Laut DLRG ist der Rhein der verkehrsreichste Fluss Europas. „Durch die Schiffe werden große Wellen Richtung Land gespült. Ist das Schiff dann vorbeigefahren, entwickelt sich ein starker Sog in Richtung Rheinmitte. Das Ganze passiert so schnell und mit so erheblicher Kraft, dass selbst geübte Schwimmer mitgerissen werden können.“ Insbesondere die Stellen am Rhein zwischen den sogenannten Buhnen (aufgeschüttete Steinwälle, die in den Rhein hineinragen) würden vielen Menschen eine trügerische Sicherheit vermitteln.

Grundsätzlich verboten ist das Schwimmen im Rhein nicht. Aber sowohl Feuerwehr als auch DLRG raten strikt davon ab. Jedes Jahr kommt es laut Feuerwehr allein in Köln zu 20 bis 30 Notfalleinsätzen mit Personen im Rhein. Seit Jahren würden sich diese Zahlen auf diesem Niveau bewegen, so die Feuerwehr.

Lediglich das Jahr 2018 stellt mit 43 Einsätzen einen Ausreißer nach oben dar. Eine Erklärung für diese hohe Zahl hat die Feuerwehr nicht. Ein möglicher Grund könnte allerdings das Wetter sein: Der Sommer 2018 war besonders heiß und der Rheinpegel besonders niedrig, was mehr Menschen zum Schwimmen im Rhein verleitet haben könnte.

Köln: Besonders viele Badeunfälle in Rodenkirchen

Auch eine Auswertung des Archivs des „Kölner Stadt-Anzeiger“ macht deutlich, wie gefährlich das Baden im Rhein ist – und zwar an allen Stellen des Flusses. Allein in Köln gab es nach unseren Recherchen in den letzten 20 Jahren 22 Todesfälle im Rhein. Die Fälle erstrecken sich vom Stammheimer Ufer im Norden bis in den Rhein-Sieg-Kreis südlich der Stadt.

Nicht bei allen Todesfällen konnte zweifelsfrei festgestellt werden, dass es sich um Badeunfälle handelt. So könnte es sich bei einigen um Suizide handeln, bei anderen ist der Hintergrund schlicht nicht bekannt. Bei mindestens 13 Todesfällen handelt es sich jedoch mit Sicherheit um Badeunfälle. Ungefährlich ist das Baden im Rhein jedenfalls nirgendwo. Besonders viele Todesfälle gab es allerdings in Rodenkirchen. Neun der 22 tödlichen Unfälle ereigneten sich im südlichen Stadtteil. „Dort gehen einfach besonders viele Menschen ins Wasser.

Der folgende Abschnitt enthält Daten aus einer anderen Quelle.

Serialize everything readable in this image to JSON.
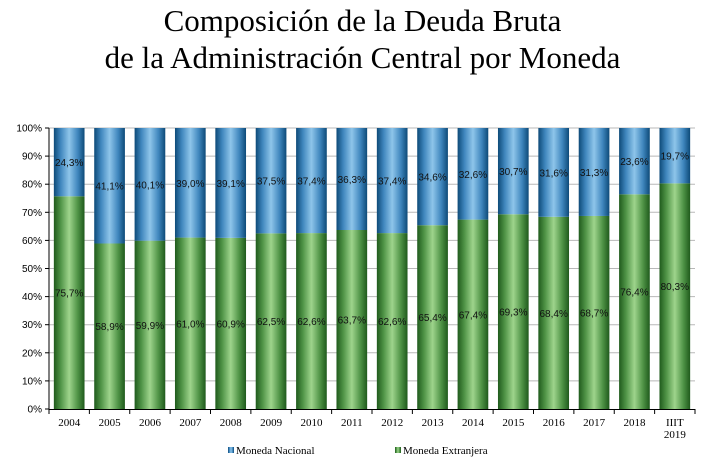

Denn dort liegt die bei den Kölnern beliebte Rodenkirchener Riviera mit ihrem Sandstrand“, erklärt Alexander Lustig von der DLRG. Und wo sich viele Menschen in den Rhein wagen, komme es auch häufiger zu Unfällen. „Der Sandstrand und die ruhige Lage an den Buhnen suggerieren eine sichere Situation. Aber sicher schwimmen kann man im Rhein nirgendwo.“

Seinem Eindruck nach habe sich die Situation seit der Corona-Pandemie sogar verschärft. „In den Corona-Jahren waren die Schwimmbäder zeitweise geschlossen. Die Menschen sind stattdessen mehr in freie Gewässer schwimmen gegangen.“ 

Hinzu komme, dass viele Kinder während der Pandemie kaum schwimmen lernen konnten. „Das hat die Situation noch gefährlicher gemacht.“ Er hofft, dass die Kinder dies nun schnell nachholen können. Vor allem aber, dass sie zum Baden ins Schwimmbad gehen und nicht in den Rhein.